Here are the things that I'm still winching about a little bit: The ending! Blergh! Like, I love the composition of the final two shots and I love the blood splatter, but it would've been 10000% more effective if I'd directed my actress, Emily, to make the *tiniest* movement a nanosecond before the blood sprayed (as if she were really doing a throat-stab). I think there are some obvious points where the editing could've been tighter. For instance, I meant to speed up the insert of the numbers changing as the elevator goes from floor 1 to floor 4 and then just didn't, so it's too long. Moreover, the actor looks straight at the camera as he's punching the elevator button and at first I thought it wasn't too noticeable, but the more I watch it the more painful it is that I didn't cut around it. Lighting was -- excuse me -- a bitch on those fish-eye hallway shots because the lights we set up wouldn't reach one end of the hall so it was kind of choppy, inconsistent light throughout. I was trying to push those shots to be faster because I was already taking way too long to get everything (one of my biggest failures as a director is taking one million years on every shoot; sorry James), so I overlooked our lighting needs in favor of timeliness. As for lighting problems in the big open cavern of a room right after the hallway stuff, I honestly have no idea what could've been done, even if we had, like, five Lowell kits instead of the one. It was just so big and already full of this tinny fluorescent light and we were shooting on the 8mm which captures everything, so I don't know where we couldn't hid lights even if they were powerful enough to fill the space. Maybe we could've talked about skipping that location. I don't know.

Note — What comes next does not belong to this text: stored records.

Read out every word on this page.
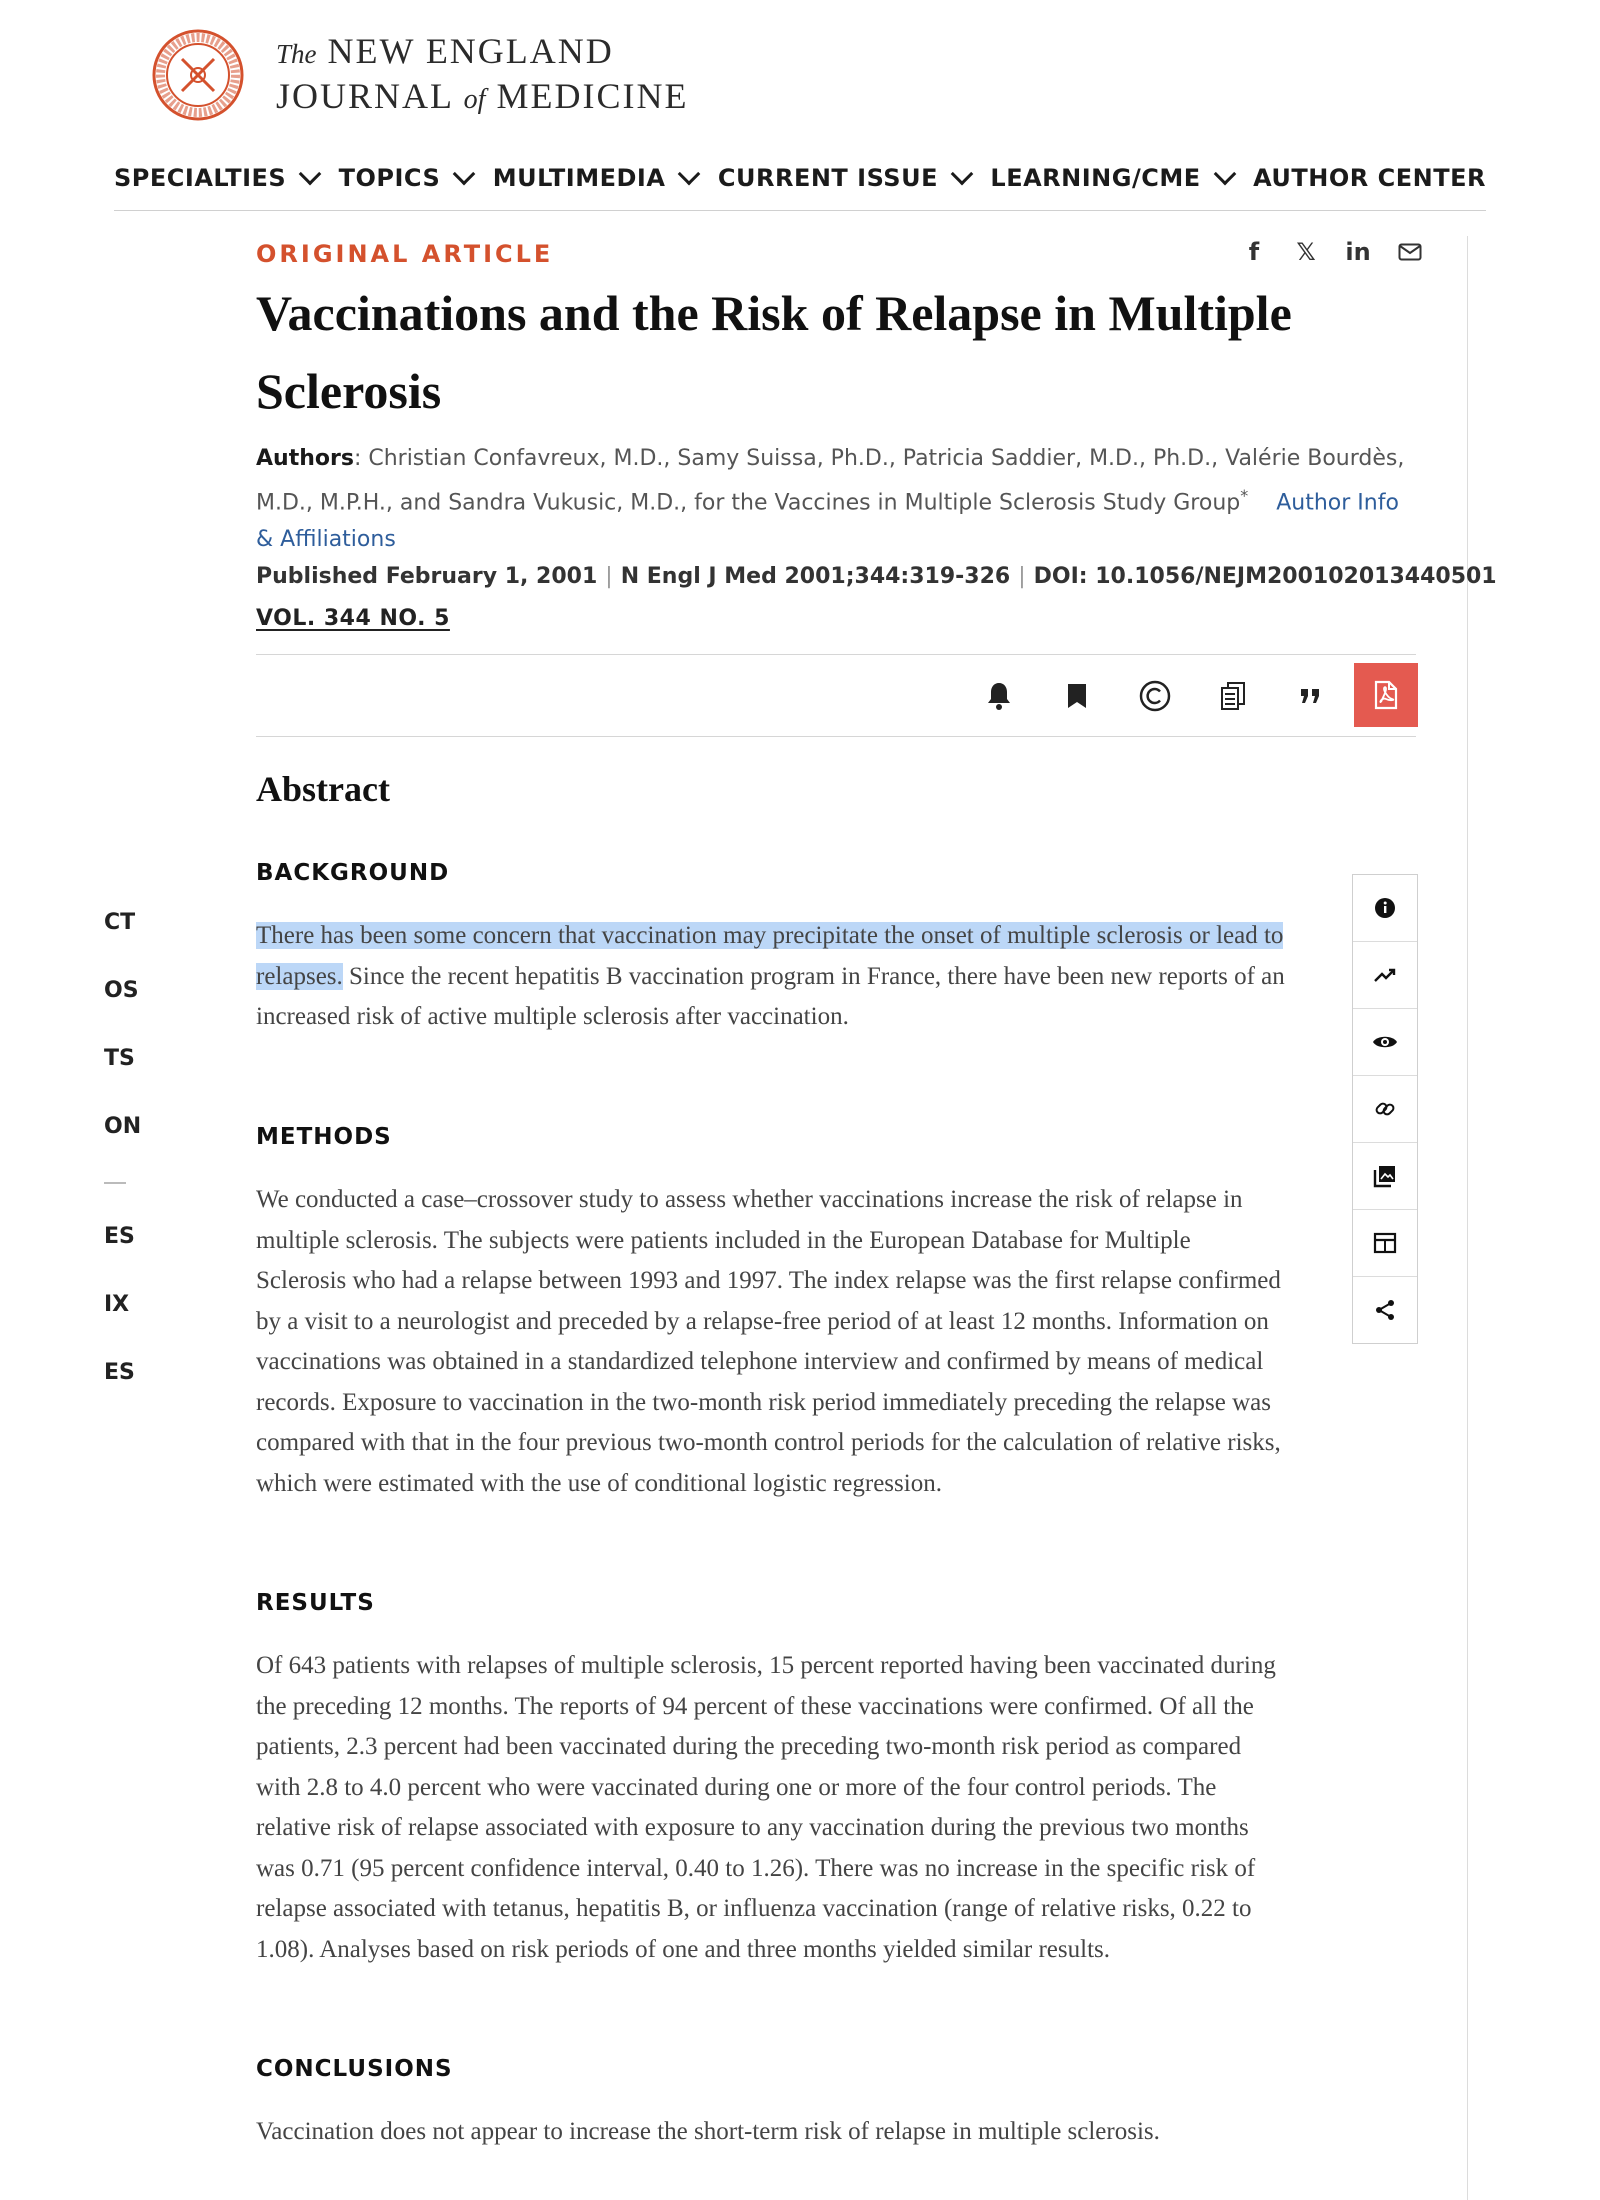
The NEW ENGLAND
JOURNAL of MEDICINE
SPECIALTIES TOPICS MULTIMEDIA CURRENT ISSUE LEARNING/CME AUTHOR CENTER
ORIGINAL ARTICLE	f 𝕏 in
Vaccinations and the Risk of Relapse in Multiple Sclerosis
Authors: Christian Confavreux, M.D., Samy Suissa, Ph.D., Patricia Saddier, M.D., Ph.D., Valérie Bourdès, M.D., M.P.H., and Sandra Vukusic, M.D., for the Vaccines in Multiple Sclerosis Study Group* Author Info & Affiliations
Published February 1, 2001 | N Engl J Med 2001;344:319-326 | DOI: 10.1056/NEJM200102013440501
VOL. 344 NO. 5
Abstract
BACKGROUND

There has been some concern that vaccination may precipitate the onset of multiple sclerosis or lead to relapses. Since the recent hepatitis B vaccination program in France, there have been new reports of an increased risk of active multiple sclerosis after vaccination.

METHODS

We conducted a case–crossover study to assess whether vaccinations increase the risk of relapse in multiple sclerosis. The subjects were patients included in the European Database for Multiple Sclerosis who had a relapse between 1993 and 1997. The index relapse was the first relapse confirmed by a visit to a neurologist and preceded by a relapse-free period of at least 12 months. Information on vaccinations was obtained in a standardized telephone interview and confirmed by means of medical records. Exposure to vaccination in the two-month risk period immediately preceding the relapse was compared with that in the four previous two-month control periods for the calculation of relative risks, which were estimated with the use of conditional logistic regression.

RESULTS

Of 643 patients with relapses of multiple sclerosis, 15 percent reported having been vaccinated during the preceding 12 months. The reports of 94 percent of these vaccinations were confirmed. Of all the patients, 2.3 percent had been vaccinated during the preceding two-month risk period as compared with 2.8 to 4.0 percent who were vaccinated during one or more of the four control periods. The relative risk of relapse associated with exposure to any vaccination during the previous two months was 0.71 (95 percent confidence interval, 0.40 to 1.26). There was no increase in the specific risk of relapse associated with tetanus, hepatitis B, or influenza vaccination (range of relative risks, 0.22 to 1.08). Analyses based on risk periods of one and three months yielded similar results.

CONCLUSIONS

Vaccination does not appear to increase the short-term risk of relapse in multiple sclerosis.

CT
OS
TS
ON
ES
IX
ES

I've been thinking a lot about our class discussion about my movie, about how there was some discomfort/frustration from the boys and more understanding/validation from the girls. I'll definitely stick to what I said in class about not wanting to make anything that felt like a declaration about hating men. That said, I've been feeling pretty discontented about the response to a piece that -- after looking at it again and again -- reads in a way that is definitely confrontational about the way men are societally trained to take without asking and even condemning of this behavior, but doesn't damn men as a whole. The thing I tried to make a movie about is problematic behavior and I'm upset about it as a woman; it was a really valid and appropriate thing for me to make a movie about. There are certainly things that I did wrong in the film, but honestly I'm so uninterested in hearing a bunch of men tell me and the other women in the class why our experience isn't convenient for them. If this made some guys uncomfortable: good. I'm uncomfortable, too.